子集
class Solution {
public:
vector<vector<int>> res;
vector<vector<int>> subsets(vector<int>& nums) {
vector<int> sub;
backtrack(nums,0,sub);
return res;
}
void backtrack(vector<int>& nums, int start, vector<int>& sub){
res.push_back(sub);
for(int i=start;i<nums.size();i++){ //从start开始
sub.push_back(nums[i]);
backtrack(nums,i+1,sub);
sub.pop_back();
}
}
};
子集II (去重复数字)
class Solution {
public:
vector<vector<int>> res;
vector<vector<int>> subsetsWithDup(vector<int>& nums) {
vector<int> sub;
sort(nums.begin(),nums.end());
backtrack(nums,0,sub);
return res;
}
void backtrack(vector<int>& nums, int start, vector<int>& sub){
res.push_back(sub);
for(int i=start;i<nums.size();i++){ //从start开始
if(i>start && nums[i]==nums[i-1]) continue; // 如果下一个和上一个是同一个数
sub.push_back(nums[i]);
backtrack(nums,i+1,sub);
sub.pop_back();
}
}
};
全排列
class Solution {
public:
vector<vector<int>> res;
vector<vector<int>> permute(vector<int>& nums) {
int len = nums.size();
vector<int> sub;
backtrack(nums,len,sub,0);
return res;
}
void backtrack(vector<int>& nums, int len, vector<int>& sub, int start){
if(sub.size()==len){
res.push_back(sub);
return;
}
for(int i=0;i<len;i++){ // 因为不是子集,所以必须所有数字都枚举
if(find(sub.begin(),sub.end(),nums[i])!=sub.end()) // 如果再次枚举了相同的数字
continue;
sub.push_back(nums[i]);
backtrack(nums,len,sub,i+1);
sub.pop_back();
}
}
};
全排列II (含重复)
class Solution {
HashSet <List<Integer>> set = new HashSet<>();
public List<List<Integer>> permuteUnique(int[] nums) {
boolean used[] = new boolean[nums.length];
permute(new ArrayList<Integer>(),nums, used);
return new ArrayList(set);
}
public void permute(List<Integer> permutation, int []nums, boolean used[]){
if(permutation.size() == nums.length){
set.add(new ArrayList<Integer>(permutation));
return;
}
for(int i = 0; i < nums.length; i++){
if(!used[i]){
permutation.add(nums[i]);
used[i] = true;
permute(permutation, nums, used);
permutation.remove(permutation.size()-1);
used[i] =false;
}
}
}
}
组合
class Solution {
public:
vector<vector<int>> combinationSum(vector<int>& candidates, int target) {
vector<vector<int>> res;
vector<int> tmp;
backtrack(res,tmp,candidates,target,0);
return res;
}
void backtrack(vector<vector<int>>& res, vector<int>& tmp, vector<int>& candidates, int target, int start){
if(target<0) return;
if(target==0)
res.push_back(tmp);
// 带start相当于不会重复前数的三角形回溯
for(int i=start;i<candidates.size();i++){
tmp.push_back(candidates[i]);
backtrack(res,tmp,candidates,target-candidates[i],i); // 每次继续找余数
tmp.pop_back();
}
}
};
组合II (只能用一次)
class Solution {
public:
vector<vector<int>> combinationSum2(vector<int>& candidates, int target) {
vector<vector<int>> res;
vector<int> tmp;
sort(candidates.begin(),candidates.end());
backtrack(res,tmp,candidates,target,0);
return res;
}
void backtrack(vector<vector<int>>& res, vector<int>& tmp, vector<int>& candidates, int target, int start){
if(target<0) return;
if(target==0)
res.push_back(tmp);
for(int i=start;i<candidates.size();i++){
if(i>start && candidates[i]==candidates[i-1])

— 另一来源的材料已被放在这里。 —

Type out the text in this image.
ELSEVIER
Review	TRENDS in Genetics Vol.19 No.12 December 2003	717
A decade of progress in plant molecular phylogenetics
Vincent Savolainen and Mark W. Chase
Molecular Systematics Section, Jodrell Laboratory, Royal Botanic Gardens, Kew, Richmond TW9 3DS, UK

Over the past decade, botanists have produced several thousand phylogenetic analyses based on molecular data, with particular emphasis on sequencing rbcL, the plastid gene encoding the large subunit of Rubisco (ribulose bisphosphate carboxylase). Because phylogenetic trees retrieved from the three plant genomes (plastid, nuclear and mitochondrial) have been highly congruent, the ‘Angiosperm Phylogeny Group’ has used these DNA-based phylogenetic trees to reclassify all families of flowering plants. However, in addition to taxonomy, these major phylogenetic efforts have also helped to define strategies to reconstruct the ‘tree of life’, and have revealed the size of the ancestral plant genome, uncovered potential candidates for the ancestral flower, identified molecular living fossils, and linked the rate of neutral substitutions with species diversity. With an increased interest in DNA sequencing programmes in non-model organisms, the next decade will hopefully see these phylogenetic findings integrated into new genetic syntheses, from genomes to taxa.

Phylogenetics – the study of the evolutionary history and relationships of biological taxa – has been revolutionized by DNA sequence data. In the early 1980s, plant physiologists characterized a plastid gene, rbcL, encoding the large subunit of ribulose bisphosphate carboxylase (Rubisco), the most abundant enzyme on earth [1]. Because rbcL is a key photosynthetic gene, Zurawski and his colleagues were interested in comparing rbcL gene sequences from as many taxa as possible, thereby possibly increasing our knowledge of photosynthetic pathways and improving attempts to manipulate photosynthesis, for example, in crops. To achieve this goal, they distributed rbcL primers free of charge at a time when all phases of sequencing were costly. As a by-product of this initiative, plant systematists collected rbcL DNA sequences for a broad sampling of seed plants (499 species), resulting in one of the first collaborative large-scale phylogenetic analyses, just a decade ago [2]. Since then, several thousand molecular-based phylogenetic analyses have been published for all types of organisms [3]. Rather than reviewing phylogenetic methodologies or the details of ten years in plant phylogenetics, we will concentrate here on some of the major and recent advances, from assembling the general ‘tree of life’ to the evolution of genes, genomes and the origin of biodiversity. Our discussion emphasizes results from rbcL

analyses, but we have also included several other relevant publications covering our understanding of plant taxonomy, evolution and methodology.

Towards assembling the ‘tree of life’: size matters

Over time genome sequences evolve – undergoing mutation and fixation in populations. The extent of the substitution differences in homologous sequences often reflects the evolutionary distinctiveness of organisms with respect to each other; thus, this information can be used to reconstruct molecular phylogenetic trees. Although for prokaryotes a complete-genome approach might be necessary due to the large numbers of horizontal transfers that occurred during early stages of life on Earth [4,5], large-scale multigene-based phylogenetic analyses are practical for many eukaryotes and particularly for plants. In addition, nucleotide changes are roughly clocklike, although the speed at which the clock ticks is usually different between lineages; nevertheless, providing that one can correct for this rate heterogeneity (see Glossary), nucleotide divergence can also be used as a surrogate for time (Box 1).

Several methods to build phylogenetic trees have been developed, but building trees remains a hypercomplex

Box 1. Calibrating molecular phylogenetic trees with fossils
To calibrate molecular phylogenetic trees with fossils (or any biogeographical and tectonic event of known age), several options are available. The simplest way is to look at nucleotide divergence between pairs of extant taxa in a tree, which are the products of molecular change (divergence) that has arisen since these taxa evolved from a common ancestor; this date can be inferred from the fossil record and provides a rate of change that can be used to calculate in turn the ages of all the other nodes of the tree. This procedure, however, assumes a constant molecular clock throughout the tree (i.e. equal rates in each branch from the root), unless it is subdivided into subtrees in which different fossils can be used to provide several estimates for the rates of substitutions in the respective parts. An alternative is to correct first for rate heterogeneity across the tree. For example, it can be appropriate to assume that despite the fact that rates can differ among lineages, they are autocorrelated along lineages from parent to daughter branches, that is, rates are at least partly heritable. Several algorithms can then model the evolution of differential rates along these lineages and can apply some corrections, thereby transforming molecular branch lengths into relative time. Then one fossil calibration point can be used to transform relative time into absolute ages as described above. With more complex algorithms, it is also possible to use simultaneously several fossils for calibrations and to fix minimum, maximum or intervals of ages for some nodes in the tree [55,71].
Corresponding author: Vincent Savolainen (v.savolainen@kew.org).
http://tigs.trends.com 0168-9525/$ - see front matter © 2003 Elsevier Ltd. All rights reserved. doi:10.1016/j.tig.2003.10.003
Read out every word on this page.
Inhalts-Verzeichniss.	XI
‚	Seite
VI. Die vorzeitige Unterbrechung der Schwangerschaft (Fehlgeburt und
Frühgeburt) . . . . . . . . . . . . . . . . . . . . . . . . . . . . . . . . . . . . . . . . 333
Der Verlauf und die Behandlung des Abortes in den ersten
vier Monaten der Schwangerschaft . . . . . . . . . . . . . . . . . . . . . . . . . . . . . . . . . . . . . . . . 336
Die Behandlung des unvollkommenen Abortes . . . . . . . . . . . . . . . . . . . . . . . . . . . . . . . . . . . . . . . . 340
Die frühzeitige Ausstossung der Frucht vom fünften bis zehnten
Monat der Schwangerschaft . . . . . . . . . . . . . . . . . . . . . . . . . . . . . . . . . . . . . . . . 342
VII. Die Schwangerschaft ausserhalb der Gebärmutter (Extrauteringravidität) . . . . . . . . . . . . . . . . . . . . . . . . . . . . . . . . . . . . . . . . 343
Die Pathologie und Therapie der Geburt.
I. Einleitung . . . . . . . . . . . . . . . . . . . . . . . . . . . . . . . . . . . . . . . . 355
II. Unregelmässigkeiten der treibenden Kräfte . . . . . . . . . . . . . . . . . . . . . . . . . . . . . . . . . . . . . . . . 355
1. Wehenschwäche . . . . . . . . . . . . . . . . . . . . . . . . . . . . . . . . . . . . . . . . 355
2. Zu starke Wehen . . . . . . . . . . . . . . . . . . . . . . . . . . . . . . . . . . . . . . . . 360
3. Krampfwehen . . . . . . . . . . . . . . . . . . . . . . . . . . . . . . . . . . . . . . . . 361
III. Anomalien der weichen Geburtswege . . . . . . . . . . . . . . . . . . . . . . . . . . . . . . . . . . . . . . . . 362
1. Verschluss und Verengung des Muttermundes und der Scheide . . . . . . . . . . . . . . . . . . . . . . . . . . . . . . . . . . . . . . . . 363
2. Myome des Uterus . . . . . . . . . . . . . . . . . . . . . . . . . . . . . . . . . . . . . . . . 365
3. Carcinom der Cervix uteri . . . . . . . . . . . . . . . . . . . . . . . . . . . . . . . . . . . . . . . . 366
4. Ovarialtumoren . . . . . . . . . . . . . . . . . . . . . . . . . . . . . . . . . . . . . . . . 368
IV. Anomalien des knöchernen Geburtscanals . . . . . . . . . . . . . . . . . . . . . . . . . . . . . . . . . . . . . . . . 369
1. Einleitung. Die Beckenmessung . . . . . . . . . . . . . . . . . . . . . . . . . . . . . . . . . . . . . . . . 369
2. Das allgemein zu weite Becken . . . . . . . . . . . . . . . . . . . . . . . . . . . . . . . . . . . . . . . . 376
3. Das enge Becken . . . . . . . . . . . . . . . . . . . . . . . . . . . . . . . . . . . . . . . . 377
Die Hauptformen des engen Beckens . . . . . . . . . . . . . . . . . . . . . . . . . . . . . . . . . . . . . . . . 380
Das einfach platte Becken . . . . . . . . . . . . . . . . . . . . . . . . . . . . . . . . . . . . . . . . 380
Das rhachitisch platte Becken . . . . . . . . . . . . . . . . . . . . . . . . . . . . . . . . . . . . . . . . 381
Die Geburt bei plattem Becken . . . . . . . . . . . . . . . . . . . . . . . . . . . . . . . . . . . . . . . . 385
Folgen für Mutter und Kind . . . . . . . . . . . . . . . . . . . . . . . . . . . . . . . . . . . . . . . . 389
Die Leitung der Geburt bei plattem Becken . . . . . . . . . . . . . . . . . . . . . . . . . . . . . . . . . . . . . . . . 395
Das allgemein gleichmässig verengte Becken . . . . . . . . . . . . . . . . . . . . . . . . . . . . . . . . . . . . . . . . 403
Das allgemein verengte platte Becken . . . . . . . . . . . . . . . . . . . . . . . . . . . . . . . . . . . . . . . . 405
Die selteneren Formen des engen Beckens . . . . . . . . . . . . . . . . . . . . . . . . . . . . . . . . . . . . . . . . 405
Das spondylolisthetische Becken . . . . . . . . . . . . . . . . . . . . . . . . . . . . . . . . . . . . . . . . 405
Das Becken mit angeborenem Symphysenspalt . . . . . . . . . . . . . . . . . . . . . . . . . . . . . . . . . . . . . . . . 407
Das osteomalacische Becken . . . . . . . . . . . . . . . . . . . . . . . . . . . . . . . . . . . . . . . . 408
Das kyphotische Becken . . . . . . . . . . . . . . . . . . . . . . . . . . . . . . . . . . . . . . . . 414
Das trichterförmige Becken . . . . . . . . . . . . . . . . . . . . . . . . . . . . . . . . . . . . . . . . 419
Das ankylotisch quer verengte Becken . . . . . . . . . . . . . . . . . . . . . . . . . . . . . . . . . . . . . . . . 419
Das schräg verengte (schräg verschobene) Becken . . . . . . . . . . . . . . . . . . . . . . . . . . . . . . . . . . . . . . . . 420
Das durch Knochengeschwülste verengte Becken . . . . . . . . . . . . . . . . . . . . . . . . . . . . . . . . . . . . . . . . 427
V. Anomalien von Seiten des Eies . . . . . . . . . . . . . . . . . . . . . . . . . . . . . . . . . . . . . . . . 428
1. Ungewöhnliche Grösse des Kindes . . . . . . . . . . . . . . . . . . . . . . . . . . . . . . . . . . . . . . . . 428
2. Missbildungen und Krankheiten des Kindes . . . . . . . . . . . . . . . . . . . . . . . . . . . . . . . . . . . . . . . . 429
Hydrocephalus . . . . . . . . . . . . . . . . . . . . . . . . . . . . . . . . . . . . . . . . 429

continue; // 如果有重复,用排序检查前数去重
tmp.push_back(candidates[i]);
backtrack(res,tmp,candidates,target-candidates[i],i+1);
tmp.pop_back();
}
}
};
回文分割
class Solution {
public List<List<String>> res = new ArrayList<List<String>>();
public List<List<String>> partition(String s) {
backtrack(0,s,new ArrayList<String>());
return res;
}
void backtrack(int start, String s, List<String> curr){
if(start>=s.length()) //仅当所以字母都遍历过
res.add(new ArrayList<String>(curr));
for(int end = start; end<s.length();end++){
if(isPalindrome(s,start,end)){ //只添加回文
curr.add(s.substring(start,end+1));
backtrack(end+1,s,curr);
curr.remove(curr.size()-1);
}
}
}
Boolean isPalindrome(String s, int low, int high){
while(low<high){
if(s.charAt(low++)!=s.charAt(high--))
return false;
}
return true;
}
}